Perhaps these are two, possibly among numerous, reasons why Jews have endured the "long hatred".

I recently read an article highlighting the mass departure of Jews from Europe to the United States in the face of growing Islamism.  The Jews are reading the signs and getting out.

But we know hatred is not an atomized entity, it is a disease that fuels a thirst for more. And scapegoating yields untold opportunities to those ever keen to point their finger (as evidenced by second-rate German academics turning on their eminent Jewish colleagues in the nineteen thirties).

The following information was recently sent to all New Zealand schools by the Ministry of Education:

Ramadan  i nformation  webinar  for  early  learning  and  school  staff

Practising Muslims will be observing the holy month of Ramadan from mid-March to mid-April in 2024.

We will be hosting opt-in webinars for early learning and school staff, including an introduction to Ramadan, and guidelines for supporting students, learners, colleagues and whānau who are observing Ramadan.

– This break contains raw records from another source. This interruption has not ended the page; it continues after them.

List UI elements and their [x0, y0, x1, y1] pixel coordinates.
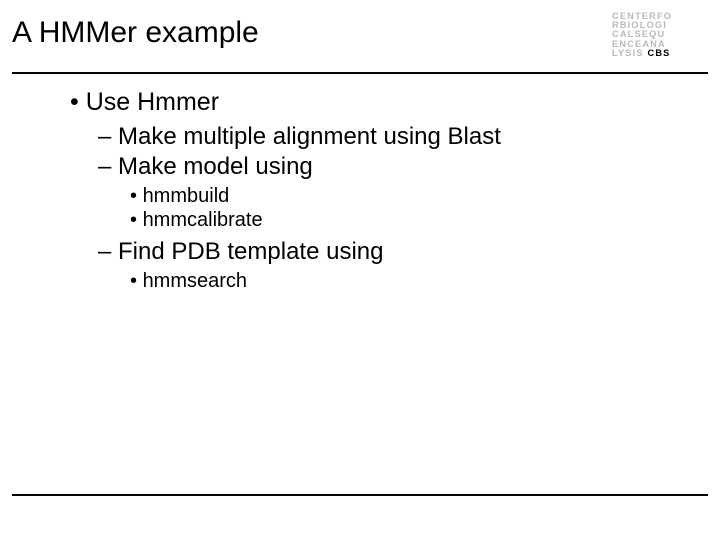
list-item: hmmbuild [130, 185, 690, 208]
bullet-text: Make multiple alignment using Blast [118, 123, 501, 150]
bullet-list-level3: hmmbuild hmmcalibrate [98, 185, 690, 232]
bullet-text: hmmcalibrate [143, 209, 263, 231]
bullet-text: Use Hmmer [86, 88, 219, 116]
bullet-list-level2: Make multiple alignment using Blast Make… [70, 123, 690, 293]
list-item: Make multiple alignment using Blast [98, 123, 690, 151]
bullet-text: hmmbuild [143, 185, 230, 207]
list-item: Use Hmmer Make multiple alignment using … [70, 88, 690, 293]
title-row: A HMMer example CENTERFO RBIOLOGI CALSEQ… [0, 0, 720, 68]
bullet-list-level3: hmmsearch [98, 270, 690, 293]
list-item: Find PDB template using hmmsearch [98, 238, 690, 293]
list-item: Make model using hmmbuild hmmcalibrate [98, 153, 690, 232]
bullet-list-level1: Use Hmmer Make multiple alignment using … [70, 88, 690, 293]
slide-title: A HMMer example [12, 10, 612, 50]
bullet-text: Make model using [118, 153, 313, 180]
bullet-text: Find PDB template using [118, 238, 383, 265]
slide: A HMMer example CENTERFO RBIOLOGI CALSEQ… [0, 0, 720, 540]
bullet-text: hmmsearch [143, 270, 247, 292]
logo-line5a: LYSIS [612, 48, 644, 58]
list-item: hmmcalibrate [130, 209, 690, 232]
cbs-logo: CENTERFO RBIOLOGI CALSEQU ENCEANA LYSIS … [612, 10, 720, 68]
list-item: hmmsearch [130, 270, 690, 293]
content-area: Use Hmmer Make multiple alignment using … [0, 74, 720, 293]
footer-rule [12, 494, 708, 496]
logo-line5b: CBS [647, 48, 670, 58]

Antisemitism breaking out in New Zealand schoolyards  ...  who would have thought?  

I would suggest that, rather than learning about Ramadan, our students, and the population at large, would be better served by studying the Holocaust.

The Jews are a litmus warning to those whose faith marks them as different.  If Jews first ... then who next?  

Caleb Anderson, a graduate history, economics, psychotherapy and theology, has been an educator for over thirty years, twenty as a school principal

1 comment:

Anonymous said...

You said: .... we know that the Jews were not as easily integrated into their host states as others. They tended to hold to their religious convictions even when this was not to their advantage, and even in the face of the fiercest persecution. Jews are very divided in the Jewish state of Israel! There are major battles over reposnibilities of Israeli orthodox and non-orthodox citizens going on now. Many of the past elections were triggered because of this issue. Sunday, thousands of ultra-Orthodox Jews took to the streets to express anger over attempts by Israel's political leaders to force them to serve in the military.